One not-so-good example:

Under-estimation of specific DGM (especially for substantia nigra and caudate necleus) is observed in the results. This is also indicated as low Dice score in the table for these two DGM.

Discussion

Sample size

In this work, sample size is kind of small (15 training + 5 testing), but already gives some promising result as shown above. The expensive 3D convolution and memory required to hold all 3D patches are major hindrance towards the use of a large sample size. On the current training platform (Core i3, 16GB RAM, GTX 1080Ti with 11GB memory), the fine tuning stage occupies ~50% of the GPU memory. Potentially, the sample size could be doubled (to ~40) and cross-validation can be employed to further evaluate the performance of the CNN.

Loss function

In the current training, categorical cross-entropy is used as loss function. While other metric such as Dice score are widely used to quantify ROI agreement, it is interesting to see whether replacing cross-entropy with Dice score boosts the CNN.

Under-segmentation

When applied on the 5 test cases, the CNN sometimes fails to depict the entire structure for some DGM region, especially for caudate nucleus. This might be related to the kernel size used in the convolutional layers.

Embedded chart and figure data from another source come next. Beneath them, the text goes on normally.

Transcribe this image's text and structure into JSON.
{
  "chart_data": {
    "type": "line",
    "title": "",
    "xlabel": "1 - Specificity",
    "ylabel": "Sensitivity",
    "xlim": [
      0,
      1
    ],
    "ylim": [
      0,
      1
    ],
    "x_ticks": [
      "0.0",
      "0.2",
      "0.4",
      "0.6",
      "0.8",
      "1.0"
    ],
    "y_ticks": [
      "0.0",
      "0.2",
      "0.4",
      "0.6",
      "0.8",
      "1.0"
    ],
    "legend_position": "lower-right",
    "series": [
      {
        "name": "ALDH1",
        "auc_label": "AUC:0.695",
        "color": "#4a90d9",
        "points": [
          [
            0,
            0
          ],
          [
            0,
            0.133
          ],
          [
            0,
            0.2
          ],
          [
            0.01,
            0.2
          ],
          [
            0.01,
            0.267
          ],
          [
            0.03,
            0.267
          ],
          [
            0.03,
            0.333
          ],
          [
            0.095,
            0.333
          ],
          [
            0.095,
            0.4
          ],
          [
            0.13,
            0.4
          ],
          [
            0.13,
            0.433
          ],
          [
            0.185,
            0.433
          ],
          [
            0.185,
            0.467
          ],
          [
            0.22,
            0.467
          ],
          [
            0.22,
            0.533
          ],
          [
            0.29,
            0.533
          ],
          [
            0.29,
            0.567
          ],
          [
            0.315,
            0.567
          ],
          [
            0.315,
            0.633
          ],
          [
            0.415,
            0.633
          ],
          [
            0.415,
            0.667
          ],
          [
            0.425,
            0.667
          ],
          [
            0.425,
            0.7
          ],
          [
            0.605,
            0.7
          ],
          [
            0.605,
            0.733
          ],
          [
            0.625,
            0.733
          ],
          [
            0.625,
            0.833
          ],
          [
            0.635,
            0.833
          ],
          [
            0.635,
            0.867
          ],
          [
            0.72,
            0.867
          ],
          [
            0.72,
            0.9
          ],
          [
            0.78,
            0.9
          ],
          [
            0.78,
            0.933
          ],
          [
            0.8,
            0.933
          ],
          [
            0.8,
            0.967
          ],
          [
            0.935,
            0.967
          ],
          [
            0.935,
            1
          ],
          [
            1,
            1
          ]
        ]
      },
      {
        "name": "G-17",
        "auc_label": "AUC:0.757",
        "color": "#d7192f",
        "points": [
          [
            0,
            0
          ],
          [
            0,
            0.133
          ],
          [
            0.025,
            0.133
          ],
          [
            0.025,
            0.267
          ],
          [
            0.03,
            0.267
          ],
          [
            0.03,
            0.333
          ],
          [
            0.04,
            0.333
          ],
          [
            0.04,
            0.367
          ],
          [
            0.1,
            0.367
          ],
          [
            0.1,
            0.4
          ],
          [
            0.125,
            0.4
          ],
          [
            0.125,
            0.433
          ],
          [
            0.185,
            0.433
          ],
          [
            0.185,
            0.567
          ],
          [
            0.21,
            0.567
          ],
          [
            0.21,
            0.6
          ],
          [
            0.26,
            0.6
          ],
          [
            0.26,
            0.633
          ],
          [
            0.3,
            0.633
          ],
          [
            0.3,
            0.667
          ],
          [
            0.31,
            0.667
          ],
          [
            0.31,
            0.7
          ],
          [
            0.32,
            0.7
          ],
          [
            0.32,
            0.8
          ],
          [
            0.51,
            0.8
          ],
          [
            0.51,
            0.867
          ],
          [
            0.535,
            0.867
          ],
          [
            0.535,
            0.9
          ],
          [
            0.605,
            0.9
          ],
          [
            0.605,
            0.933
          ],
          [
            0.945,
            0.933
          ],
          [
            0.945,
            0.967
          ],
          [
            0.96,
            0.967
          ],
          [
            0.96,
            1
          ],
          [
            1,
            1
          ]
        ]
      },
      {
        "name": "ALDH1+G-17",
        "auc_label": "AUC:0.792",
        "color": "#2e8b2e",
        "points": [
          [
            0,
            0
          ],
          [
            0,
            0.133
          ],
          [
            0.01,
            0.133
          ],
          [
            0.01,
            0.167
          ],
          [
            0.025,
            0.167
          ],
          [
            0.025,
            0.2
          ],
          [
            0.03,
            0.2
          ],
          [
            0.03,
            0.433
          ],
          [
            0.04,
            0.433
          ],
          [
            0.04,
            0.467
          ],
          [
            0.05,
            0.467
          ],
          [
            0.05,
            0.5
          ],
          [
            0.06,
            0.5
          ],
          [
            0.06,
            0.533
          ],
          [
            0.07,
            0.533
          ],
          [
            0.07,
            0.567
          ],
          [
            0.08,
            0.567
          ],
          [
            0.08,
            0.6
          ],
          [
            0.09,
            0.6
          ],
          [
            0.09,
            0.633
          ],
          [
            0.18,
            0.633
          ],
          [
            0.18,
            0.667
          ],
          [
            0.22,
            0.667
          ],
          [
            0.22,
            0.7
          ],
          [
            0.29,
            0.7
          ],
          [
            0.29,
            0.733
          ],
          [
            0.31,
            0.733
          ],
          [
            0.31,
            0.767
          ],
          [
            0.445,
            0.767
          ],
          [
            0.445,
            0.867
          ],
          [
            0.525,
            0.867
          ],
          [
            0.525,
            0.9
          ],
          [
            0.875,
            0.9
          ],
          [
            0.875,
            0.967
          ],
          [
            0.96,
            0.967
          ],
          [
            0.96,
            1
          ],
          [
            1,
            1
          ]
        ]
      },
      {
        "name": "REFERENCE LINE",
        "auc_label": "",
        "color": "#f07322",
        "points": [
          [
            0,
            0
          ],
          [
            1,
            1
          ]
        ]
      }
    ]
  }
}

This begs another interesting question: is under-segmentation really a problem for ROI analysis, especially for comparison of different QSM reconstruction algorithms?

Multi-class vs. Binary ?

Given that DGM are anatomically and functionally connected, at least for basal ganglia where interfaces between globus palldus, putamen and caudate nucleus are challengingly difficult to determine, a multi-class segmentation might not be the optimal framework for this specific task. Meanwhile, the entire task could potentially be divided into smaller sub-tasks, in which we segment each ROI using a binary classifier: For example, in segmenting the left globus pallidus, the voxel in the target structure is labeled as class 1 and everything else is denoted as class 0. The training speed could benefit from this task division, since for each sub-task (ROI), the number of patch involved is much lower than the one in the original multi-class task. When all sub-tasks are carried out simultaneously, the training process is accelerated at a factor of the number of ROIs.

Multi-modality input

In the solution for iSeg2017, both T1 and T2 weighted image were used as input for each subject. Different contrast displayed in T1 and T2 weighted images might be helpful in distinguishing different structures. Whereas in QSM study, the T1/T2 images are typically scarce or, if any, unregistered since they are acquired in different sessions. However, other image modality such as magnitude (single echo) or R2* map (demonstrating how fast signal decays across multiple echoes) is readily available with each QSM map and can be incorporated into the current CNN. Its performance with multi-modality input data will be an interesting topic to explore.